According to the Data released by National Sample Survey Office, economic growth may not have touched the lives of these women and water crisis is looming in villages because of overharvesting of ground water.

Every second woman in rural India walked an average 173 km to fetch potable water in 2012 making her trek 25 km longer than what it was in 2008-09. With per capita availability of water in India falling the report shows that dependence on depleting ground water for drinking purposes in rural India is on the rise as more accessible sources are drying up. As a result in 2012 about 54% of rural women had to travel between 200 meters and five kms daily to get drinking water. They walked 20 minutes in a day on an average and spent another 15 minutes at this source.

Every second rural woman spending 210 hours in a year for fetching water also meant loss of 27 days of wages for these households. Collectively these women covered 64,000 times the distance between the earth and the moon. The NASSO data also shows that 70% of the rural women from states such as Chhattisgarh, Manipur, Odisha and Jharkhand had to travel some distance to draw water. The daily time spent on this exercise was the highest in Jharkhand (40 minutes). It was followed by Bihar (33 minutes) and Rajasthan (30 minutes). It was the lowest for Assam (10 minutes) in rural India and Delhi (6 minutes) among urban parts of the country.

The women had to toll more as the traditional water sources are drying up. The NASSO statistics show that more households are dependent on tube wells or bore wells as principal sources of drinking water in 2012 compared to previous years. About 80% of the country's drinking water needs are met by ground water that is highly contaminated.
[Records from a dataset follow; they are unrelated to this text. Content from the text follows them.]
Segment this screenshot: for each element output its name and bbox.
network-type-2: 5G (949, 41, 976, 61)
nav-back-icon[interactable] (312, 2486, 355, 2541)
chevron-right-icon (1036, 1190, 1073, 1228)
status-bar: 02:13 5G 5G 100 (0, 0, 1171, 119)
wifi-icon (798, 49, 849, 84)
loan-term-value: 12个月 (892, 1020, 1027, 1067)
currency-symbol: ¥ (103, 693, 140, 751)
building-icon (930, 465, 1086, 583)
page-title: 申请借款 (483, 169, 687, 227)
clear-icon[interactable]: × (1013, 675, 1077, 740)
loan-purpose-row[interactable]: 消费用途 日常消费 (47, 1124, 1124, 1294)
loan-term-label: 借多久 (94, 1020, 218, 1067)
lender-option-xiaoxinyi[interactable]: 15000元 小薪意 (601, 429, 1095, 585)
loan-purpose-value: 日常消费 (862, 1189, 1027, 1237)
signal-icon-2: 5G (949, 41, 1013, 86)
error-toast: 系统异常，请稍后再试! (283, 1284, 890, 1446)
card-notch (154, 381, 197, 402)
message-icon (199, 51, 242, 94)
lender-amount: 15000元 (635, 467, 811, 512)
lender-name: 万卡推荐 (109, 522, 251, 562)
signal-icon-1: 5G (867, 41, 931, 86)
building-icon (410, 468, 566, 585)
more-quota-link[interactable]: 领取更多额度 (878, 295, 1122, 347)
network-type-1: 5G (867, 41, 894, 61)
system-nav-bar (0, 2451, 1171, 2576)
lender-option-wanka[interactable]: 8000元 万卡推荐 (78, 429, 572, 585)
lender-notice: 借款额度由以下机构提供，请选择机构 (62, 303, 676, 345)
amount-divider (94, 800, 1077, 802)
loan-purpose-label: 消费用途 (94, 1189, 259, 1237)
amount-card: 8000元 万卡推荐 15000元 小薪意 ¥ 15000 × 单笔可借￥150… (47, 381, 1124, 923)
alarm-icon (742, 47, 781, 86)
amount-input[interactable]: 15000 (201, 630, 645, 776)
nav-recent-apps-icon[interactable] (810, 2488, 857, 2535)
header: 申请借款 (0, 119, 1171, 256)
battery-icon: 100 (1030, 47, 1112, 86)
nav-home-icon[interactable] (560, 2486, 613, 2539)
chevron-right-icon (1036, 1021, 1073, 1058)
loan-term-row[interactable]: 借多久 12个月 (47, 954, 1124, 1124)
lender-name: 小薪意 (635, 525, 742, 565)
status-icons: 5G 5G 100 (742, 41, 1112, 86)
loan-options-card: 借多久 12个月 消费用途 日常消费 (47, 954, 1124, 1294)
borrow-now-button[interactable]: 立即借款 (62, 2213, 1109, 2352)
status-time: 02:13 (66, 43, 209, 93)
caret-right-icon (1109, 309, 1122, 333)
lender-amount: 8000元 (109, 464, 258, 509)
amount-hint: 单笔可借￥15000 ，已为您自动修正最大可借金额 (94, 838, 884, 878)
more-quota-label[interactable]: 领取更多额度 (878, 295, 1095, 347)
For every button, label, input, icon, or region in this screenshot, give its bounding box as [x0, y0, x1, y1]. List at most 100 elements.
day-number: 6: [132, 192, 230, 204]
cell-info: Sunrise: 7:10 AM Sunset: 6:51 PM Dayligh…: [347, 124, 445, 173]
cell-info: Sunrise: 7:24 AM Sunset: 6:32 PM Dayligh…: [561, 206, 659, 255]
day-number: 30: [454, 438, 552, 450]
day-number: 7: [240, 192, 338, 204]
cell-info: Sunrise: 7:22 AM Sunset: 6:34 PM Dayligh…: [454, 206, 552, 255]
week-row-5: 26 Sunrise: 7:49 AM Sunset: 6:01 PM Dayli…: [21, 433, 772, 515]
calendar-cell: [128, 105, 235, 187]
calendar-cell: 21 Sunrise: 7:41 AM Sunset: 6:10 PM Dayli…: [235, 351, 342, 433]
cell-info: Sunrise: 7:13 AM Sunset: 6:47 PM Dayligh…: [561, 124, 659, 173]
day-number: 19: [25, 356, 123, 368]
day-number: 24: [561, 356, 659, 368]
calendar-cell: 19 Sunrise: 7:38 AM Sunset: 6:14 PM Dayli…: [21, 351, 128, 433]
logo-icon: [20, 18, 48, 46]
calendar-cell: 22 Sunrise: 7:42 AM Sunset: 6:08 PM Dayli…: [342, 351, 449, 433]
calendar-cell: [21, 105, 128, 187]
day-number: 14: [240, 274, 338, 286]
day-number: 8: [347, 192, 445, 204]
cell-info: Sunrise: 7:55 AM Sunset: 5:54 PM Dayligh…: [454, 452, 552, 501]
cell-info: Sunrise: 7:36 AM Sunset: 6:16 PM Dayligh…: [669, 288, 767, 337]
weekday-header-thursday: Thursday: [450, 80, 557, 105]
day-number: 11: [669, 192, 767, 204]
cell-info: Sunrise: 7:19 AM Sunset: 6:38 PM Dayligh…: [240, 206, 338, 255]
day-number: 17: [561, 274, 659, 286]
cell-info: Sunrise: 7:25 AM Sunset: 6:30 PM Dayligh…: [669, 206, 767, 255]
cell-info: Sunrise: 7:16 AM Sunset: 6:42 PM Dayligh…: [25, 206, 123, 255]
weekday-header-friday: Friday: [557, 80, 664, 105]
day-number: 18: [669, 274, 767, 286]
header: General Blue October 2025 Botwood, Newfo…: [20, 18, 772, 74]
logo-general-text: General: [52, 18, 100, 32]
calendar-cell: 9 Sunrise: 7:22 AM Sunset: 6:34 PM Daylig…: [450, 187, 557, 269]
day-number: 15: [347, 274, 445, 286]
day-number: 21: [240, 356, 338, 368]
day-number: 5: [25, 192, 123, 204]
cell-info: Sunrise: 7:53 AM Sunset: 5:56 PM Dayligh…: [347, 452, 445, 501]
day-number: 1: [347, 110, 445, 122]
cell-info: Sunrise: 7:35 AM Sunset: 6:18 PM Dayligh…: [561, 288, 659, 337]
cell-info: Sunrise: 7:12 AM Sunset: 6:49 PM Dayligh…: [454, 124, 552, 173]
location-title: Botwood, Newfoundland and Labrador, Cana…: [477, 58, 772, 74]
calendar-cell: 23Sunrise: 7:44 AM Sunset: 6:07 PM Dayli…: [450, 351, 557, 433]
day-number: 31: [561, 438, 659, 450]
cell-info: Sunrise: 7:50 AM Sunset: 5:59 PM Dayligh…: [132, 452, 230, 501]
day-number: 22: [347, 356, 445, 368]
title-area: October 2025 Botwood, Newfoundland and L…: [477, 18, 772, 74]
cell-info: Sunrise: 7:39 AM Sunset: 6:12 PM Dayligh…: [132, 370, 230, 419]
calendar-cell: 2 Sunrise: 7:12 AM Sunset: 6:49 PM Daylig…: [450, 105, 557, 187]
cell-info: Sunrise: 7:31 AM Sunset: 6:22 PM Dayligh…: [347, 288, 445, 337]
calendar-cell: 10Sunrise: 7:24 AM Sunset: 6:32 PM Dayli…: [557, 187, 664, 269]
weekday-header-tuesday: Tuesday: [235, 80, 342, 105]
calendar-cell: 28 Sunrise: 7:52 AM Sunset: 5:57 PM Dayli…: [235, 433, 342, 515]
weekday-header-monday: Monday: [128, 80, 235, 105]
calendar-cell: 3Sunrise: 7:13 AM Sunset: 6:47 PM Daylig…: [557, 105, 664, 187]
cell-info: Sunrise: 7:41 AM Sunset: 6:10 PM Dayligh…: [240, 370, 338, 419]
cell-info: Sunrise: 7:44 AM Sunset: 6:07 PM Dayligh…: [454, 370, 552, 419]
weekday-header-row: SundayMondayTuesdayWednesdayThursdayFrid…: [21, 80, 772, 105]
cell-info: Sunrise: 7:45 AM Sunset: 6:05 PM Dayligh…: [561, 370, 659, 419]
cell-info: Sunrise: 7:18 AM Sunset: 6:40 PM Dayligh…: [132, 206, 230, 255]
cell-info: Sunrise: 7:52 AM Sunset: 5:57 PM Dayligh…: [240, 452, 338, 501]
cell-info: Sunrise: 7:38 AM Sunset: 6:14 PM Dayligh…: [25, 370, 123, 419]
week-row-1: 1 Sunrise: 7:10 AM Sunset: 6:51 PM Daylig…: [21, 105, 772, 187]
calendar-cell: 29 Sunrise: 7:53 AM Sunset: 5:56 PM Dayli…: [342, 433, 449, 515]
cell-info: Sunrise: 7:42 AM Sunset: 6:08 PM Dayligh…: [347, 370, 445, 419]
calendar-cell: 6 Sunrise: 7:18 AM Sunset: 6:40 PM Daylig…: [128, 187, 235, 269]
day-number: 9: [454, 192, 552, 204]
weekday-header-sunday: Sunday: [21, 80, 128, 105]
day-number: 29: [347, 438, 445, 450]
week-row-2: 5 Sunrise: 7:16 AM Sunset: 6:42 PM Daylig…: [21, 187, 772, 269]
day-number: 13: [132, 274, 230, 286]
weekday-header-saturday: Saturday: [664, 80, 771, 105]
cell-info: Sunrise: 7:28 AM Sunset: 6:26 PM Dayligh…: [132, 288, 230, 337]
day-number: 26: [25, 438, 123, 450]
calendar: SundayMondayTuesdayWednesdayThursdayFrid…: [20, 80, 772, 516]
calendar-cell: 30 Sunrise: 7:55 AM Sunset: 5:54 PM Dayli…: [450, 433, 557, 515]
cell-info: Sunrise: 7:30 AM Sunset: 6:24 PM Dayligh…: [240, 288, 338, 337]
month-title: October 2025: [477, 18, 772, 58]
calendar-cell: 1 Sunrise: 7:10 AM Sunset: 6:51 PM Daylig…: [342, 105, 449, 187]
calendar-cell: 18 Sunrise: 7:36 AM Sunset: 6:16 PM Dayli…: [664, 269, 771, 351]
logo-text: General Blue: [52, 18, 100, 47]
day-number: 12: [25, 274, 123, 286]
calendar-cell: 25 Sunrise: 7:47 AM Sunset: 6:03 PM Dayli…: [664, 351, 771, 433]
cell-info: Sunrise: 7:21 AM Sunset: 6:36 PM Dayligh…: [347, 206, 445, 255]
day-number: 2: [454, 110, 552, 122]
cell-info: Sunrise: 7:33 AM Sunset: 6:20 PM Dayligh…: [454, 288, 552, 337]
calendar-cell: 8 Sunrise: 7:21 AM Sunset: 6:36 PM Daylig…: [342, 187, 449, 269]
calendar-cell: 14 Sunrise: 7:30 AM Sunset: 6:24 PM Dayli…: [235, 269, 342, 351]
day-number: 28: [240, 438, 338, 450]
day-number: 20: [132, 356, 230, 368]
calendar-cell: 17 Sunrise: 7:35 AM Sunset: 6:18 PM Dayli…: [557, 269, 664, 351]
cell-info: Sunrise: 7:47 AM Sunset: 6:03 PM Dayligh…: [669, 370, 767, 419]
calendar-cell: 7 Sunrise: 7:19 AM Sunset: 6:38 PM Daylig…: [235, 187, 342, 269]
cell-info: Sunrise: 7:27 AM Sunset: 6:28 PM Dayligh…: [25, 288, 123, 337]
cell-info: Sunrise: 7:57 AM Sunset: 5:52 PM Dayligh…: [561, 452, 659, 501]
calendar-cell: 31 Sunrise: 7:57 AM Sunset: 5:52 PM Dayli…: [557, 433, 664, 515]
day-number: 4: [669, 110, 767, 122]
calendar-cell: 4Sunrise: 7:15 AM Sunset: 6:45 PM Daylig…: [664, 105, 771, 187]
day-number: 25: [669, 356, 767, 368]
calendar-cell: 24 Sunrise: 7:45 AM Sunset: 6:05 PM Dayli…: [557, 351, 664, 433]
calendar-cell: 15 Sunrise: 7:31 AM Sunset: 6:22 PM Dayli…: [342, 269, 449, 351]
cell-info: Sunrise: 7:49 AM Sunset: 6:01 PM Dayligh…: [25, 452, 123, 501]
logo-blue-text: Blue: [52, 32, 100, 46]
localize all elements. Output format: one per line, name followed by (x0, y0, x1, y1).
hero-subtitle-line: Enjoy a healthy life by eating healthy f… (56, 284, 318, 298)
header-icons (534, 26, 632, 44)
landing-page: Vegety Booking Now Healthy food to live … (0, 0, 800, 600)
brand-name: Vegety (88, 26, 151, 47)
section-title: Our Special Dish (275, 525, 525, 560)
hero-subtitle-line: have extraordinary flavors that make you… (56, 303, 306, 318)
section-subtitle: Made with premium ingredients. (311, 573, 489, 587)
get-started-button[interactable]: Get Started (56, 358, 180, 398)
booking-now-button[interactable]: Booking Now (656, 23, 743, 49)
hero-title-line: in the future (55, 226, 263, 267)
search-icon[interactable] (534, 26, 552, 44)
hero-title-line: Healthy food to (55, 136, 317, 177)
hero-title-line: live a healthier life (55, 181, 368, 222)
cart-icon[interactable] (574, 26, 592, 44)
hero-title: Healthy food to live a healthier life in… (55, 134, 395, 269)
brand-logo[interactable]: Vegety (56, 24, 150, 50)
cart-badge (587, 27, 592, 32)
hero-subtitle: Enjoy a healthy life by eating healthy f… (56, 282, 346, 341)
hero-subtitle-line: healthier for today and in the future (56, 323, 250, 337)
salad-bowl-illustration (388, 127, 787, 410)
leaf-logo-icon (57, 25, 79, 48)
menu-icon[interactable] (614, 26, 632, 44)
The NASSO statistics reveal that less than 10% of rural Indian households have the facility to treat water before consuming it while the findings say that 90% of the families get safe drinking water. This data is based on the households' claims and not any scientific study. Also only 1.7% of rural Uttar Pradesh homes, 2.2% in Bihar and 6.6% in Haryana boil, filter or use chemicals and electrifiers to purify water. Even after so many years of Independence potable water remains a distant dream in most of the rural India.